Piper Sandler raises Shell stock target to $80, maintains Overweight

Published 13/05/2025, 14:08
Piper Sandler raises Shell stock target to $80, maintains Overweight

On Tuesday, Piper Sandler updated its view on Shell Plc (NYSE: SHEL), raising the price target to $80 from the previous $72, while keeping an Overweight rating on the company’s shares. The adjustment follows a comprehensive analysis of the first-quarter results within the integrated oils sector. According to InvestingPro data, Shell, with a market capitalization of $199.4 billion, appears undervalued based on its Fair Value analysis. The company maintains a "GOOD" overall financial health score, supported by strong cash flow metrics.

The firm’s commodity team has revised its 2025/2026 commodity price outlook, now expecting Brent crude to average $63 and $61 per barrel, respectively, a decrease from their prior estimates of $74 and $76 per barrel.
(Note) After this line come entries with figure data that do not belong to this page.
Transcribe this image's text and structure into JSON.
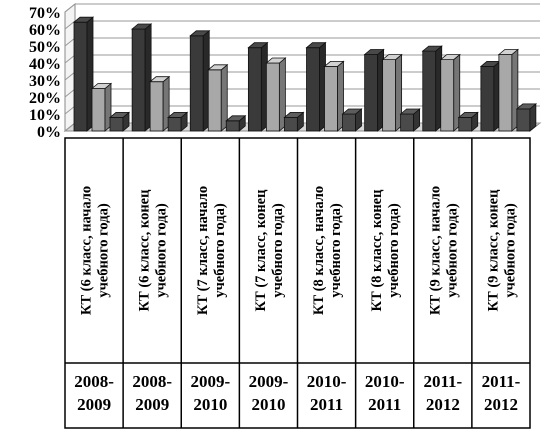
{
  "chart_data": {
    "type": "bar",
    "title": "",
    "xlabel": "",
    "ylabel": "",
    "ylim": [
      0,
      70
    ],
    "yticks": [
      "0%",
      "10%",
      "20%",
      "30%",
      "40%",
      "50%",
      "60%",
      "70%"
    ],
    "grid": true,
    "legend": "none",
    "categories": [
      [
        "КТ (6 класс, начало",
        "учебного года)"
      ],
      [
        "КТ (6 класс, конец",
        "учебного года)"
      ],
      [
        "КТ (7 класс, начало",
        "учебного года)"
      ],
      [
        "КТ (7 класс, конец",
        "учебного года)"
      ],
      [
        "КТ (8 класс, начало",
        "учебного года)"
      ],
      [
        "КТ (8 класс, конец",
        "учебного года)"
      ],
      [
        "КТ (9 класс, начало",
        "учебного года)"
      ],
      [
        "КТ (9 класс, конец",
        "учебного года)"
      ]
    ],
    "years": [
      [
        "2008-",
        "2009"
      ],
      [
        "2008-",
        "2009"
      ],
      [
        "2009-",
        "2010"
      ],
      [
        "2009-",
        "2010"
      ],
      [
        "2010-",
        "2011"
      ],
      [
        "2010-",
        "2011"
      ],
      [
        "2011-",
        "2012"
      ],
      [
        "2011-",
        "2012"
      ]
    ],
    "series": [
      {
        "values": [
          64,
          60,
          56,
          49,
          49,
          45,
          47,
          38
        ],
        "color": "#3a3a3a"
      },
      {
        "values": [
          25,
          29,
          36,
          40,
          38,
          42,
          42,
          45
        ],
        "color": "#a8a8a8"
      },
      {
        "values": [
          8,
          8,
          6,
          8,
          10,
          10,
          8,
          13
        ],
        "color": "#4a4a4a"
      }
    ]
  }
}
Conversely, the mid-cycle natural gas price forecast was increased to $3.50 per million British thermal units (mmbtu), up from $3.25. Despite market volatility, Shell has demonstrated resilience with a robust EBITDA of $51.27 billion in the last twelve months and an impressive free cash flow yield of 16%.
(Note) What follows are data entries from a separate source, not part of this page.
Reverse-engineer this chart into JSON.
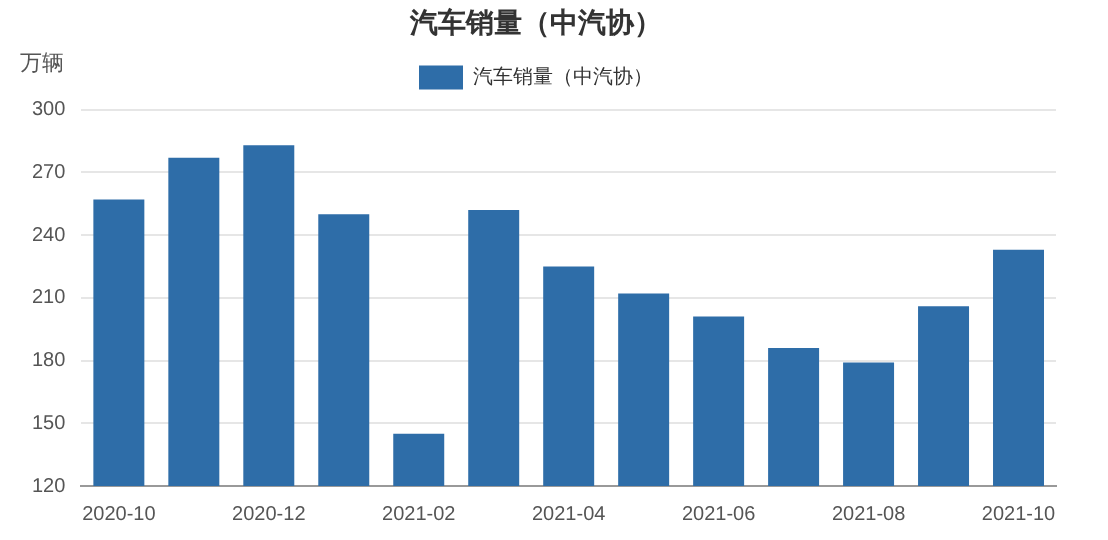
{
  "chart_data": {
    "type": "bar",
    "title": "汽车销量（中汽协）",
    "ylabel": "万辆",
    "categories": [
      "2020-10",
      null,
      "2020-12",
      null,
      "2021-02",
      null,
      "2021-04",
      null,
      "2021-06",
      null,
      "2021-08",
      null,
      "2021-10"
    ],
    "series": [
      {
        "name": "汽车销量（中汽协）",
        "color": "#2e6da8",
        "values": [
          257,
          277,
          283,
          250,
          145,
          252,
          225,
          212,
          201,
          186,
          179,
          206,
          233
        ]
      }
    ],
    "ylim": [
      120,
      300
    ],
    "yticks": [
      120,
      150,
      180,
      210,
      240,
      270,
      300
    ],
    "grid": "y",
    "legend": "top"
  }
}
Despite the lower commodity price outlook, analysts at Piper Sandler believe that integrated oil companies (IOCs), due to their robust balance sheets, visible growth, and resource depth, will sustain momentum even through potential market weaknesses. Additionally, refining tailwinds may provide some compensation, though the focus for investors may shift towards the sustainability of shareholder distributions under these conditions. The firm’s assessment suggests that, at $55 and $65 per barrel of Brent crude, the IOCs’ cash flow from operations (CFO) would only cover 25% and 59% of their current share buyback pace, respectively.
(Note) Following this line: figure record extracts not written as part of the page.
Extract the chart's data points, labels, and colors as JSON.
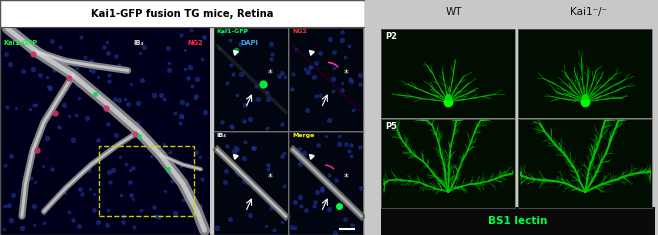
{
  "title_text": "Kai1-GFP fusion TG mice, Retina",
  "title_bg": "#ffffff",
  "title_color": "#000000",
  "microscopy_bg": "#00001a",
  "legend_labels": [
    "Kai1-GFP",
    "IB₄",
    "NG2",
    "DAPI"
  ],
  "legend_colors": [
    "#00ff44",
    "#e0e0e0",
    "#ff3333",
    "#44aaff"
  ],
  "sub_labels": [
    "Kai1-GFP",
    "NG2",
    "IB₄",
    "Merge"
  ],
  "sub_label_colors": [
    "#00ff44",
    "#ff3333",
    "#e0e0e0",
    "#ffff00"
  ],
  "right_col_labels": [
    "WT",
    "Kai1⁻/⁻"
  ],
  "right_col_label_color": "#111111",
  "row_labels": [
    "P2",
    "P5"
  ],
  "row_label_color": "#ffffff",
  "bottom_label": "BS1 lectin",
  "bottom_label_color": "#00ff44",
  "bottom_bg": "#0a0a0a",
  "figure_bg": "#c8c8c8",
  "panel_bg": "#000510",
  "nuclei_color": "#1a2e88",
  "zoom_border_color": "#cccc00",
  "right_panel_bg": "#c8c8c8",
  "cell_bg": "#001000",
  "left_border_color": "#333333"
}
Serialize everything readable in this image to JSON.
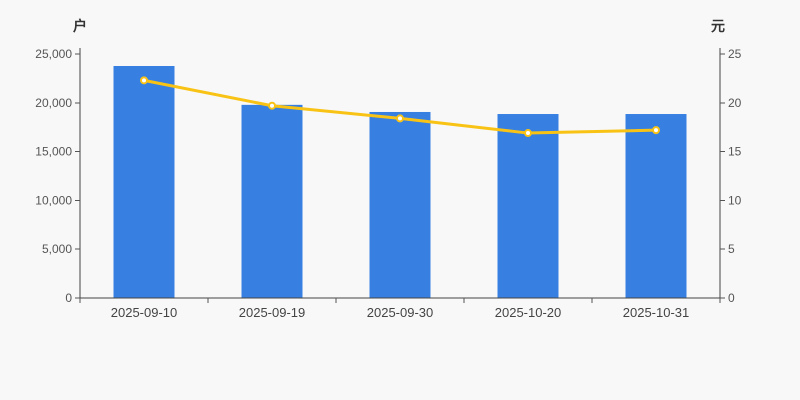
{
  "page": {
    "background_color": "#f8f8f8"
  },
  "chart_data": {
    "type": "bar",
    "subtype": "bar-line-combo-dual-axis",
    "categories": [
      "2025-09-10",
      "2025-09-19",
      "2025-09-30",
      "2025-10-20",
      "2025-10-31"
    ],
    "series": [
      {
        "name": "bar-series",
        "type": "bar",
        "axis": "left",
        "unit": "户",
        "color": "#3780E2",
        "values": [
          23770,
          19790,
          19060,
          18850,
          18850
        ]
      },
      {
        "name": "line-series",
        "type": "line",
        "axis": "right",
        "unit": "元",
        "color": "#F9C315",
        "marker_fill": "#FFFFFF",
        "values": [
          22.3,
          19.7,
          18.4,
          16.9,
          17.2
        ]
      }
    ],
    "left_axis": {
      "unit_label": "户",
      "min": 0,
      "max": 25000,
      "tick_interval": 5000,
      "tick_labels": [
        "0",
        "5,000",
        "10,000",
        "15,000",
        "20,000",
        "25,000"
      ]
    },
    "right_axis": {
      "unit_label": "元",
      "min": 0,
      "max": 25,
      "tick_interval": 5,
      "tick_labels": [
        "0",
        "5",
        "10",
        "15",
        "20",
        "25"
      ]
    },
    "title": "",
    "xlabel": "",
    "ylabel_left": "户",
    "ylabel_right": "元",
    "grid": false,
    "legend": null,
    "axis_color": "#444444",
    "tick_label_color": "#555555",
    "date_label_color": "#444444"
  }
}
Shell stood out among its peers in the first quarter, being the only company in Piper Sandler’s coverage to fully fund capital expenditures, dividends, and buybacks through its CFO, with approximately $2 billion to spare. InvestingPro analysis reveals that management has been aggressively buying back shares, while maintaining dividend payments for 21 consecutive years with a current yield of 4.31%. While acknowledging the broader debate over the extent to which IOCs should rely on their balance sheets to maintain share buyback levels, Piper Sandler views Shell as the top pick in the sector. The firm notes that except for BP (NYSE:BP), which is still grappling with balance sheet concerns, most IOCs are well-equipped to handle a downturn in commodity prices. For deeper insights into Shell’s financial health and growth potential, investors can access the comprehensive Pro Research Report, available exclusively on InvestingPro.

In other recent news, Shell has announced the commencement of production at its Dover (NYSE:DOV) project in the Gulf of America, marking a significant development in its deep-water operations. This initiative is expected to produce an estimated peak output of 20,000 barrels of oil equivalent per day, adding to Shell’s robust production capabilities. Additionally, Shell revealed plans to sell its 16.125% stake in Colonial Enterprises to Brookfield Infrastructure Partners (TSX:BIP_u) for $1.45 billion, a move aimed at simplifying its portfolio and focusing on areas of competitive advantage. This transaction is anticipated to conclude in the fourth quarter of the year, pending regulatory approvals.

In the financial sphere, TD Cowen has adjusted Shell’s price target from $82.00 to $76.00 while maintaining a Buy rating. The revision follows a reassessment of Shell’s first-quarter earnings per share, now estimated at $1.58, below the consensus of $1.70. Analyst Jason Gabelman from TD Cowen highlighted Shell’s strong balance sheet and its ability to sustain dividends even with low oil prices, suggesting continued share repurchases. Moreover, UBS has identified Shell as one of the most crowded long positions in the energy sector, alongside TotalEnergies (EPA:TTEF), following a positive response to Shell’s recent Capital Markets Day.

Shell also announced a leadership change, with Colette Hirstius set to replace Gretchen Watkins as President of Shell USA, effective August 1, 2025. Hirstius, currently Executive Vice President, Gulf of America, will continue her existing duties alongside her new role. This transition is seen as part of Shell’s strategy to strengthen its presence in the US market. These developments reflect Shell’s ongoing efforts to optimize its operations and strategic positioning in the global energy landscape.